The Impact of China
Written by: Ryan Bouchey
The two leading sources of the markets bad fortunes of late are the Federal Reserve and China. We’ve discussed in great detail our perspective regarding the Fed – essentially that uncertainty is rattling the markets and when the Fed does decide to raise rates it should help the stock market. We haven’t spent as much time discussing China, but let’s quickly touch upon some reasons why the fear of a Chinese meltdown is a little overblown and shouldn’t affect the U.S. stock market to the extent that it has.
The slowdown in China should certainly raise concerns, but not to the extent of causing a correction in our own markets. When you think back to China devaluing their currency, yes it was a sign that their economy wasn’t growing as they had hoped and the government was looking for a way to boost output, but it must also be discussed that this isn’t a death sentence to U.S. manufacturing and output. The Chinese Yuan started off devalued by only a few percentage points and it caused massive losses to the U.S. stock market. Over that same time frame, the Japanese yen was down over 17% and the Euro was down over 16% – two countries/regions that are larger trading partners. At the end of the day the devaluation of the Chinese yuan shouldn’t be of major concern.
It’s not a great thing to see the slowdown in the Chinese economy, however their slow economy is still growing at a rate of 4-6% per year, well above our average of 2% since the great recession. A couple of things to keep in mind regarding China’s GDP. For one, exports of U.S. goods to China represent 0.7% of our GDP. A slowdown in China will do very little to affect the U.S. economy. Secondly, the slowdown in China can partially be attributed to a maturing consumer-driven economy, which long-term may strengthen their overall economy. In the past, their growth was attributed to industrial output and an economy driven by exports. Now it’s relying more on consumption-led growth which is a good thing and indicates a more developed economy. This type of economic growth will never be able to maintain the double digit growth we were used to seeing in China and that’s okay.

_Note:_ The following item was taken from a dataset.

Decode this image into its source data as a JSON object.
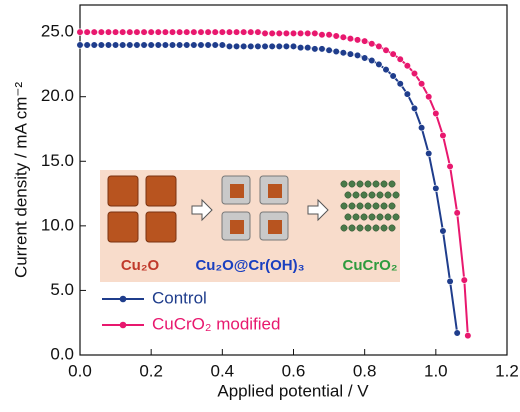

As stated above, there is certainly reason for concern with the recent news from China. But there is a big difference between being concerned and overreacting and thus far the markets seem to be overreacting. We live in an ever shrinking world due to advances in technology, but keep in mind when you hear any further negative news out of China just what it really means to U.S. companies and their stock value. More times than not, it shouldn’t be a huge concern.